Introduction Odronextamab, a CD20×CD3 bispecific antibody, showed compelling efficacy and generally manageable safety in patients (pts) with R/R B-NHL in ELM-2 (NCT03888105). Minimal residual disease (MRD), an exploratory endpoint of ELM-2, was initially assessed by ctDNA using the duplex CAPP-Seq method (AVENIO Oncology Assay NHL Test). Here, we evaluate MRD by ctDNA detected using phased variant tracking to determine whether this method more accurately predicts outcomes.

Methods Raw AVENIO ctDNA sequencing data from plasma samples of pts with R/R follicular lymphoma (FL) and R/R diffuse large B-cell lymphoma (DLBCL) in ELM-2 were re-analyzed to identify phased variants per Kurtz et al. (Nat Biotech 2021). Baseline (BL) tumor biopsies were not used to determine variants, reflecting realistic clinical sample availability. Phased variants were defined as 2 somatic mutations on the same DNA strand <170 bp apart. Triplet variants were not analysed. Identified BL phased variants had an allele frequency (AF) >1% (AF >0.2% for samples with no variants with AF >1%), but were filtered out if found in the germline sequence or in the healthy volunteer (HV) cell-free (cf)DNA blacklist (cfDNA was sequenced from 5 HVs). Remaining variants were “reporter phased variants”. The first on-treatment sample was taken at Week (Wk) 12 and used as a landmark to determine assay power in predicting clinical progression.

Results In evaluable pts with R/R FL (n=65), the median number (range) of duplex reporter variants per pt (102 [0–323]) correlated moderately (rho=0.61) with the number of phased reporter variants (42 [1–9943]) at BL. In evaluable pts with R/R DLBCL (n=86), the observed correlation was similar (rho=0.59), although a lower median number (range) of reporter variants was detected by duplex (148 [0–529]) vs phased (680 [1–9765]) at BL. The relative amount of ctDNA (mutant molecules per mL [MMPM]) correlated significantly between the 2 methods in both FL and DLBCL (rho=0.65 and 0.83, respectively). In 3 BL samples, ctDNA was undetectable by duplex, but detectable by phased (with 8, 24, and 92 reporter variants).

FL BL MMPM was highly predictive of progression-free survival (PFS) by both duplex and phased (HR: duplex 0.36 [95% CI 0.16–0.78] vs phased 0.33 [0.15–0.73]). This BL predicitivity was not observed in DLBCL.

Concordance between the 2 methods at Wk 12 was 66.7% in FL and 66.3% in DLBCL. Undetectable ctDNA at Wk 12 was strongly associated with longer PFS in FL by both duplex and phased, with similar HRs (0.31 with both methods) and median PFS (42.4 vs 41.2 mos from Wk 12, respectively). In DLBCL, phased slightly outperformed duplex (HR in pts with undetectable ctDNA: 0.32 vs 0.42, respectively).

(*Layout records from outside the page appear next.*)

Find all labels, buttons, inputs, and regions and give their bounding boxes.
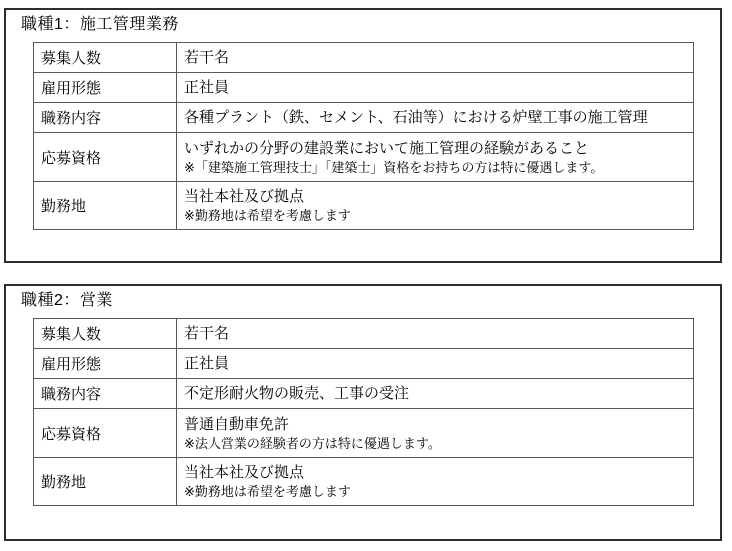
job-section-1-title: 職種1：施工管理業務	[21, 15, 720, 35]
row-value: 正社員	[177, 73, 694, 103]
table-row: 職務内容 各種プラント（鉄、セメント、石油等）における炉壁工事の施工管理	[34, 103, 694, 133]
row-value-text: 正社員	[184, 78, 687, 98]
job-section-2: 職種2：営業 募集人数 若干名 雇用形態 正社員 職務内容 不定形耐火物の販売、…	[4, 284, 722, 541]
row-value-text: 若干名	[184, 48, 687, 68]
row-value: 若干名	[177, 319, 694, 349]
row-note-text: ※勤務地は希望を考慮します	[184, 483, 687, 500]
row-value: 当社本社及び拠点 ※勤務地は希望を考慮します	[177, 182, 694, 230]
job-section-2-title: 職種2：営業	[21, 291, 720, 311]
row-value-text: いずれかの分野の建設業において施工管理の経験があること	[184, 139, 687, 159]
job-section-1: 職種1：施工管理業務 募集人数 若干名 雇用形態 正社員 職務内容 各種プラント…	[4, 8, 722, 263]
row-value-text: 当社本社及び拠点	[184, 463, 687, 483]
row-label: 募集人数	[34, 319, 177, 349]
table-row: 職務内容 不定形耐火物の販売、工事の受注	[34, 379, 694, 409]
row-value: いずれかの分野の建設業において施工管理の経験があること ※「建築施工管理技士」「…	[177, 133, 694, 182]
row-label: 応募資格	[34, 409, 177, 458]
row-label: 応募資格	[34, 133, 177, 182]
job-table-2: 募集人数 若干名 雇用形態 正社員 職務内容 不定形耐火物の販売、工事の受注 応…	[33, 318, 694, 506]
table-row: 応募資格 普通自動車免許 ※法人営業の経験者の方は特に優遇します。	[34, 409, 694, 458]
page: 職種1：施工管理業務 募集人数 若干名 雇用形態 正社員 職務内容 各種プラント…	[0, 0, 732, 551]
row-value-text: 各種プラント（鉄、セメント、石油等）における炉壁工事の施工管理	[184, 108, 687, 128]
row-note-text: ※勤務地は希望を考慮します	[184, 207, 687, 224]
row-label: 募集人数	[34, 43, 177, 73]
row-value: 若干名	[177, 43, 694, 73]
table-row: 勤務地 当社本社及び拠点 ※勤務地は希望を考慮します	[34, 458, 694, 506]
row-note-text: ※「建築施工管理技士」「建築士」資格をお持ちの方は特に優遇します。	[184, 159, 687, 176]
row-label: 雇用形態	[34, 73, 177, 103]
row-value-text: 普通自動車免許	[184, 415, 687, 435]
row-value: 正社員	[177, 349, 694, 379]
row-label: 職務内容	[34, 379, 177, 409]
table-row: 勤務地 当社本社及び拠点 ※勤務地は希望を考慮します	[34, 182, 694, 230]
row-value-text: 不定形耐火物の販売、工事の受注	[184, 384, 687, 404]
table-row: 応募資格 いずれかの分野の建設業において施工管理の経験があること ※「建築施工管…	[34, 133, 694, 182]
row-label: 職務内容	[34, 103, 177, 133]
row-value: 各種プラント（鉄、セメント、石油等）における炉壁工事の施工管理	[177, 103, 694, 133]
row-value-text: 当社本社及び拠点	[184, 187, 687, 207]
table-row: 雇用形態 正社員	[34, 73, 694, 103]
row-value-text: 正社員	[184, 354, 687, 374]
row-value: 普通自動車免許 ※法人営業の経験者の方は特に優遇します。	[177, 409, 694, 458]
table-row: 募集人数 若干名	[34, 319, 694, 349]
row-label: 勤務地	[34, 458, 177, 506]
row-note-text: ※法人営業の経験者の方は特に優遇します。	[184, 435, 687, 452]
row-label: 雇用形態	[34, 349, 177, 379]
table-row: 雇用形態 正社員	[34, 349, 694, 379]
row-value: 不定形耐火物の販売、工事の受注	[177, 379, 694, 409]
row-value-text: 若干名	[184, 324, 687, 344]
table-row: 募集人数 若干名	[34, 43, 694, 73]
row-value: 当社本社及び拠点 ※勤務地は希望を考慮します	[177, 458, 694, 506]
job-table-1: 募集人数 若干名 雇用形態 正社員 職務内容 各種プラント（鉄、セメント、石油等…	[33, 42, 694, 230]
row-label: 勤務地	[34, 182, 177, 230]
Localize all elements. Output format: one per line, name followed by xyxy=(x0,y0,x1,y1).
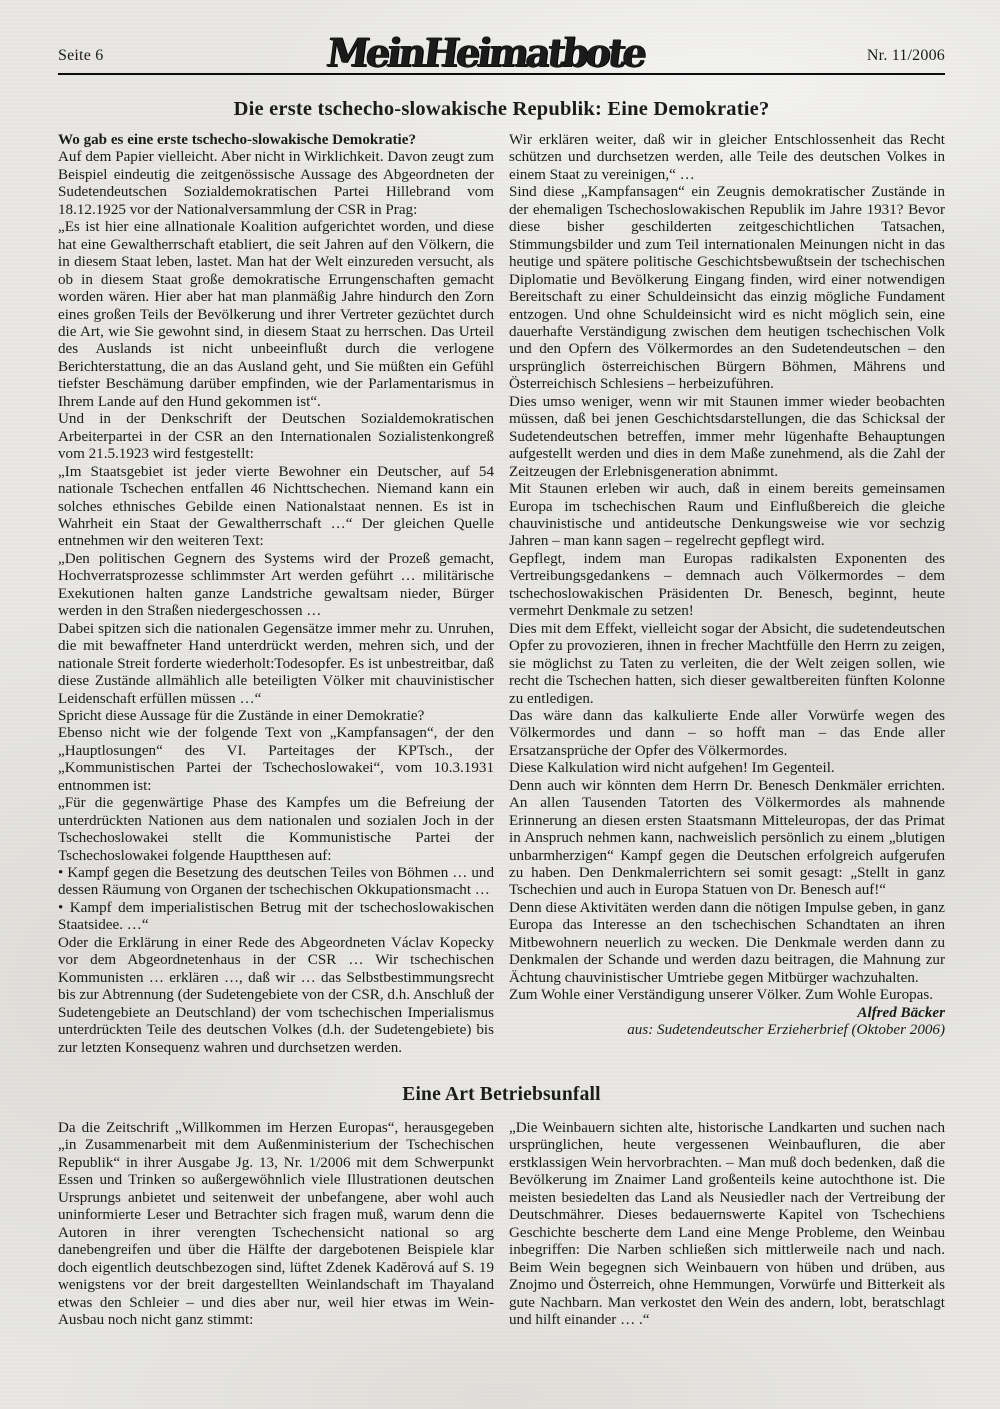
paragraph: Das wäre dann das kalkulierte Ende aller… xyxy=(509,708,945,760)
paragraph: Oder die Erklärung in einer Rede des Abg… xyxy=(58,935,494,1057)
paragraph: „Es ist hier eine allnationale Koalition… xyxy=(58,219,494,411)
article1-subheading: Wo gab es eine erste tschecho-slowakisch… xyxy=(58,132,494,149)
issue-number: Nr. 11/2006 xyxy=(867,47,945,66)
page: Seite 6 MeinHeimatbote Nr. 11/2006 Die e… xyxy=(0,0,1000,1409)
page-header: Seite 6 MeinHeimatbote Nr. 11/2006 xyxy=(58,26,945,66)
article2-columns: Da die Zeitschrift „Willkommen im Herzen… xyxy=(58,1120,945,1329)
byline: Alfred Bäcker xyxy=(509,1005,945,1022)
article1-columns: Wo gab es eine erste tschecho-slowakisch… xyxy=(58,132,945,1057)
paragraph: Denn diese Aktivitäten werden dann die n… xyxy=(509,900,945,987)
page-number: Seite 6 xyxy=(58,47,103,66)
paragraph: „Die Weinbauern sichten alte, historisch… xyxy=(509,1120,945,1329)
paragraph: Da die Zeitschrift „Willkommen im Herzen… xyxy=(58,1120,494,1329)
paragraph: Ebenso nicht wie der folgende Text von „… xyxy=(58,725,494,795)
paragraph: Gepflegt, indem man Europas radikalsten … xyxy=(509,551,945,621)
paragraph: „Im Staatsgebiet ist jeder vierte Bewohn… xyxy=(58,464,494,551)
paragraph: „Für die gegenwärtige Phase des Kampfes … xyxy=(58,795,494,865)
paragraph: Wir erklären weiter, daß wir in gleicher… xyxy=(509,132,945,184)
article2-right-column: „Die Weinbauern sichten alte, historisch… xyxy=(509,1120,945,1329)
paragraph: Und in der Denkschrift der Deutschen Soz… xyxy=(58,411,494,463)
paragraph: Spricht diese Aussage für die Zustände i… xyxy=(58,708,494,725)
source-credit: aus: Sudetendeutscher Erzieherbrief (Okt… xyxy=(509,1022,945,1039)
bullet-paragraph: • Kampf gegen die Besetzung des deutsche… xyxy=(58,865,494,900)
paragraph: Dabei spitzen sich die nationalen Gegens… xyxy=(58,621,494,708)
paragraph: Mit Staunen erleben wir auch, daß in ein… xyxy=(509,481,945,551)
article1-title: Die erste tschecho-slowakische Republik:… xyxy=(58,98,945,121)
paragraph: Sind diese „Kampfansagen“ ein Zeugnis de… xyxy=(509,184,945,393)
article-democracy: Die erste tschecho-slowakische Republik:… xyxy=(58,98,945,1057)
paragraph: „Den politischen Gegnern des Systems wir… xyxy=(58,551,494,621)
paragraph: Auf dem Papier vielleicht. Aber nicht in… xyxy=(58,149,494,219)
newspaper-page: { "header": { "page_label": "Seite 6", "… xyxy=(0,0,1000,1409)
paragraph: Denn auch wir könnten dem Herrn Dr. Bene… xyxy=(509,778,945,900)
article1-right-column: Wir erklären weiter, daß wir in gleicher… xyxy=(509,132,945,1057)
paragraph: Zum Wohle einer Verständigung unserer Vö… xyxy=(509,987,945,1004)
bullet-paragraph: • Kampf dem imperialistischen Betrug mit… xyxy=(58,900,494,935)
article2-title: Eine Art Betriebsunfall xyxy=(58,1084,945,1106)
article2-left-column: Da die Zeitschrift „Willkommen im Herzen… xyxy=(58,1120,494,1329)
paragraph: Dies mit dem Effekt, vielleicht sogar de… xyxy=(509,621,945,708)
paragraph: Dies umso weniger, wenn wir mit Staunen … xyxy=(509,394,945,481)
article-betriebsunfall: Eine Art Betriebsunfall Da die Zeitschri… xyxy=(58,1084,945,1329)
article1-left-column: Wo gab es eine erste tschecho-slowakisch… xyxy=(58,132,494,1057)
masthead-logo: MeinHeimatbote xyxy=(324,33,646,73)
paragraph: Diese Kalkulation wird nicht aufgehen! I… xyxy=(509,760,945,777)
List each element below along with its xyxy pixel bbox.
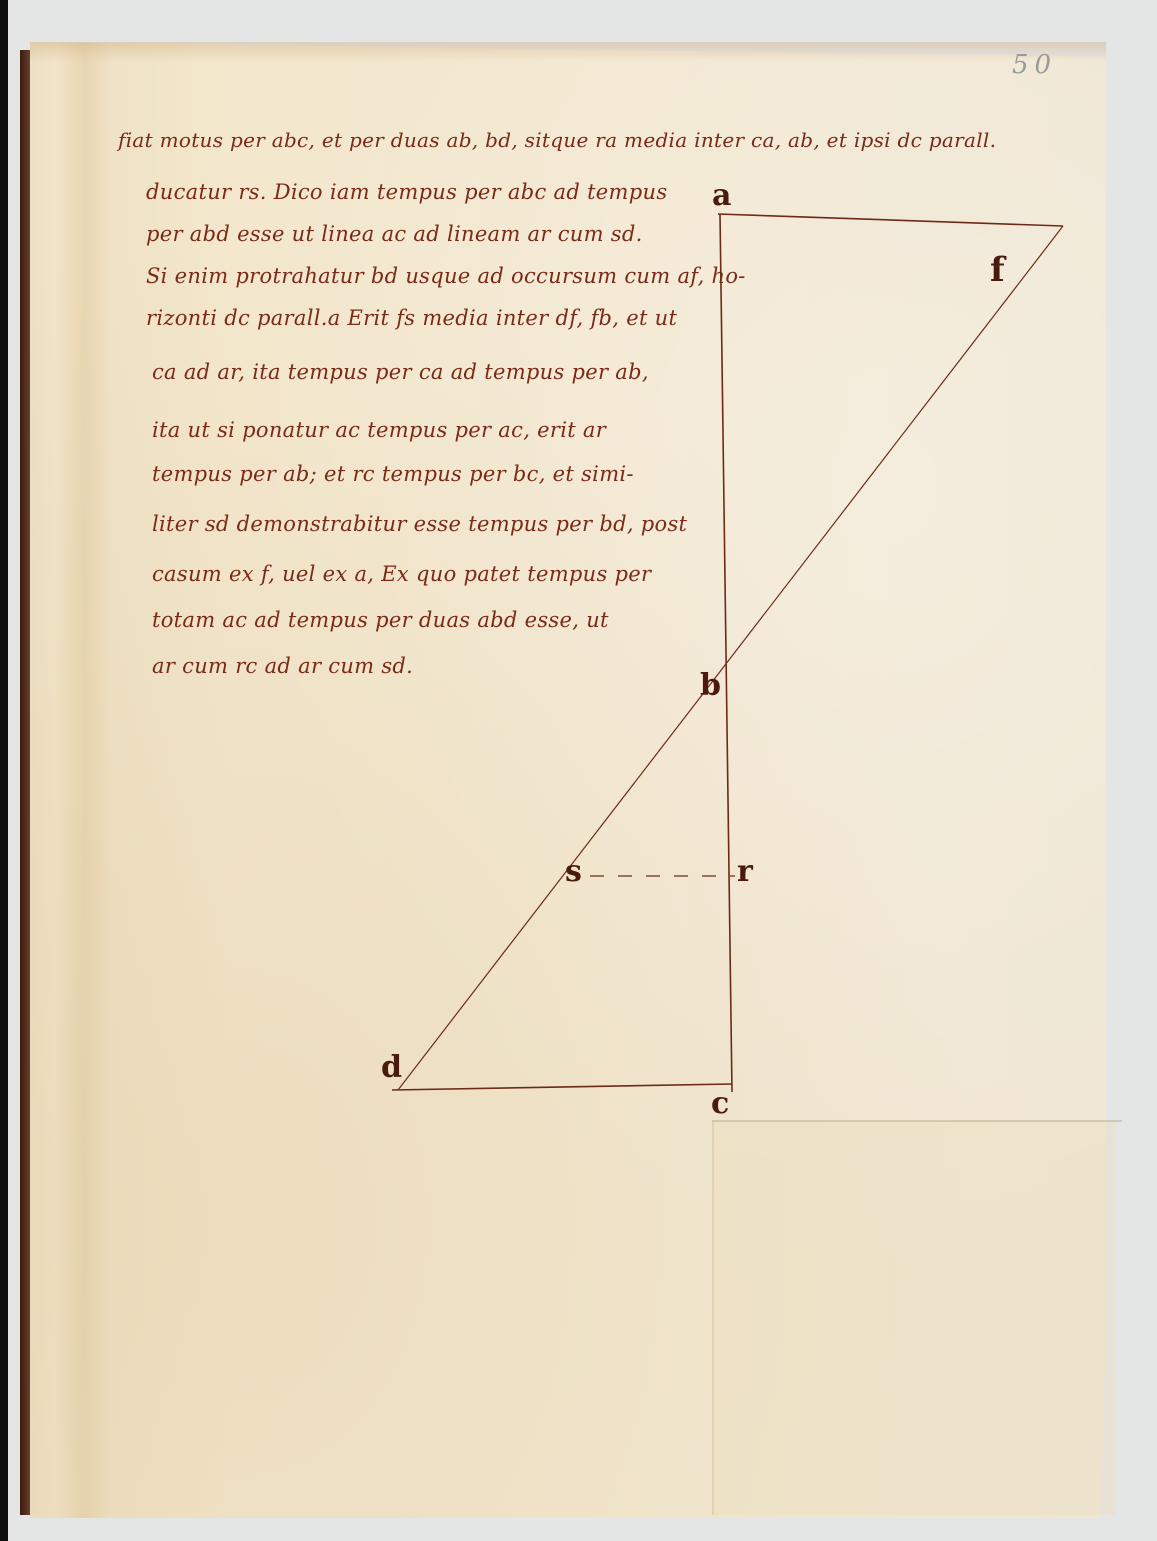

When using Wk 12 ctDNA status to predict progressive disease (PD) (by Lugano criteria or given as reason for treatment discontinuation) the phased method showed a higher false negative rate in FL, with a sensitivity (true PD/all actual PD cases) of 0.52 (12/23) vs 0.83 (19/23) by duplex. Sensitivity was similar for both methods in DLBCL (duplex 0.80 [28/35] vs phased 0.77 [27/35]). Specificity (true non-PD/all actual non-PD cases) was slightly higher by phased (0.84 [31/37]) vs duplex (0.76 [28/37]) in FL, with this observation more pronounced in DLBCL (phased 0.7 [31/44] vs duplex 0.48 [20/42]) indicating a lower false positive rate with duplex.

Beyond Wk 12, 2 pts with FL had undetectable ctDNA by duplex yet detectable ctDNA by phased at all timepoints, while remaining progression-free at 2 and 4 yrs. In contrast, 2 pts with detectable ctDNA by duplex but undetectable ctDNA by phased were progression-free after 2 yrs. In DLBCL, discordance was observed in 3 pts who remained progression-free (1 pt with undetectable ctDNA by duplex but not by phased, and 2 pts with undetectable ctDNA by phased but not by duplex).

Conclusions ctDNA quantification by phased and duplex variant analysis correlated strongly, but ctDNA determination by phased did not consistently improve the power to predict PFS or PD. Phased method showed greater specificity in DLBCL, by better identifying pts with cleared ctDNA who did not progress, while the duplex method had greater sensitivity to identify FL pts who were ctDNA-positive and would later progress. Each approach has specific benefits, but both appear appropriate for MRD assessment, notably in pts with DLBCL. Further analyses of these methods across B-NHL subtypes are required to discern their relative advantages.